E’ boom dei call center esteri Spendi poco? Ti risponde Tirana
ROMA – Chiami da Benevento, da Aosta, da Roma e ti risponde
Tirana o Bucarest. Le società di telefonia e in parte le tv italiane
hanno all’estero una fetta dei call center, dislocati tra Albania,
Romania e Tunisia.
Quanti operatori vi lavorano? “Noi stimiamo che siano 1500”, dice
Alessandro Genovesi della Cgil, “ma il numero raddoppierà e più tra
fine anno e il 2010. C’è la crisi e le nostre aziende creano posti dove
costano la metà. L’Argentina è la new entry”. Ora la Cgil lancia un
Sos. Chiede un rinvio di un anno. Vista la crisi che attanaglia
l’Italia, andrebbero generati qui da noi i posti previsti per l’anno
prossimo.
“Il problema – insiste sempre Genovesi – è anche un altro. Se a
chiamare è un cliente che spende tanto, il numero lo porta a un call
center di serie A, che è in Italia e ha solo dipendenti dell’operatore.
Personale più pronto. Quando a chiamare è un cliente che spende poco,
lo stesso numero lo instraderà verso un call center estero. Questi call
center in trasferta sono fatti di lavoratori volenterosi, capaci anche
di un buon italiano. Ma sono lontani e offrono un servizio ben
diverso”.
H3g – la società dei videofonini targati “3” – ha un sistema a
stellette, come gli alberghi. I clienti a 5 stelle parlano con un call
center italiano; i clienti ad una sola stella sono dirottati spesso
verso l’estero. “E’ legittimo”, spiega un portavoce dell’azienda,
“alcuni clienti fanno del telefonino della “3” la loro prima utenza. E’
normale offrire loro un servizio attento. Ci sono clienti, invece, che
usano il telefonino della “3” in modo occasionale.

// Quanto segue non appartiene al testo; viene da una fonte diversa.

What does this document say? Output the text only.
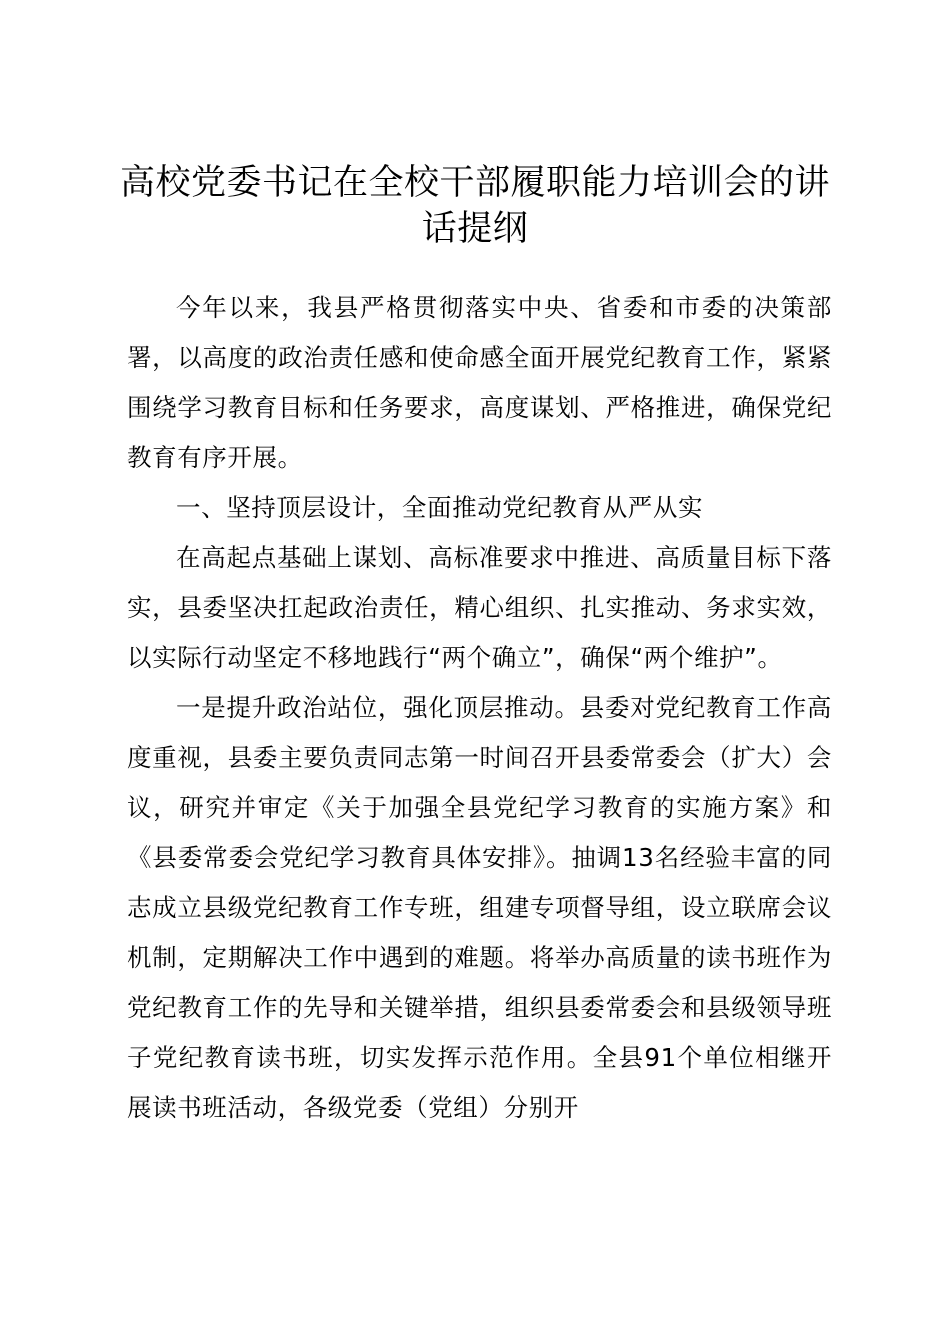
高校党委书记在全校干部履职能力培训会的讲话提纲

今年以来，我县严格贯彻落实中央、省委和市委的决策部署，以高度的政治责任感和使命感全面开展党纪教育工作，紧紧围绕学习教育目标和任务要求，高度谋划、严格推进，确保党纪教育有序开展。

一、坚持顶层设计，全面推动党纪教育从严从实

在高起点基础上谋划、高标准要求中推进、高质量目标下落实，县委坚决扛起政治责任，精心组织、扎实推动、务求实效，以实际行动坚定不移地践行“两个确立”，确保“两个维护”。

一是提升政治站位，强化顶层推动。县委对党纪教育工作高度重视，县委主要负责同志第一时间召开县委常委会（扩大）会议，研究并审定《关于加强全县党纪学习教育的实施方案》和《县委常委会党纪学习教育具体安排》。抽调13名经验丰富的同志成立县级党纪教育工作专班，组建专项督导组，设立联席会议机制，定期解决工作中遇到的难题。将举办高质量的读书班作为党纪教育工作的先导和关键举措，组织县委常委会和县级领导班子党纪教育读书班，切实发挥示范作用。全县91个单位相继开展读书班活动，各级党委（党组）分别开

Non lo ricaricano.
Noi proviamo ad assisterli al meglio. Ma sono loro a non cercare un
rapporto stabile con noi”. H3g – conclude il portavoce – collocherà
all’estero nuovi centralinisti (“è vero, c’è una ipotesi Argentina”),
ma non saranno “più di 150”.
Wind precisa: “Qui in Italia, la maggioranza degli immigrati sceglie
noi. Se io ho un cliente rumeno in Italia, lo faccio parlare con un
call center che è in Romania. Ci sembra corretto”. Telecom fa sapere
che tutte le aziende al mondo, in tutti i settori, tracciano un profilo
dei loro clienti – un profilo di spesa – e si rapportano a loro con
modalità diverse. E questo non significa farne consumatori di serie A o
B. D’altra parte, Telecom affida a società esterne parte del servizio
di call center: “Se queste aprono i call center a Tunisi, peraltro una
minoranza, non possiamo impedirlo. A noi preme che questi lavoratori
siano bravi”.
Ma la Cgil tiene il punto: “Andremo dal Garante della Privacy. I miei
dati privati non possono finire a Bucarest o Buenos Aires”. Dal
Garante, uno dei membri, Mauro Paissan, ammette: “L’allarme è fondato.
Esistono norme italiane ed europee che regolano il trasferimento dei
dati italiani all’estero. Verificheremo che siano rispettate.
Riceviamo, poi, prime denunce. Alcune persone chiamano le nostre case,
dall’estero, per proporci l’acquisto di prodotti italiani. Chi ha
fornito a questi “venditori al telefono” i nostri numeri? E’ in atto
forse un commercio di dati su scala mondiale?”.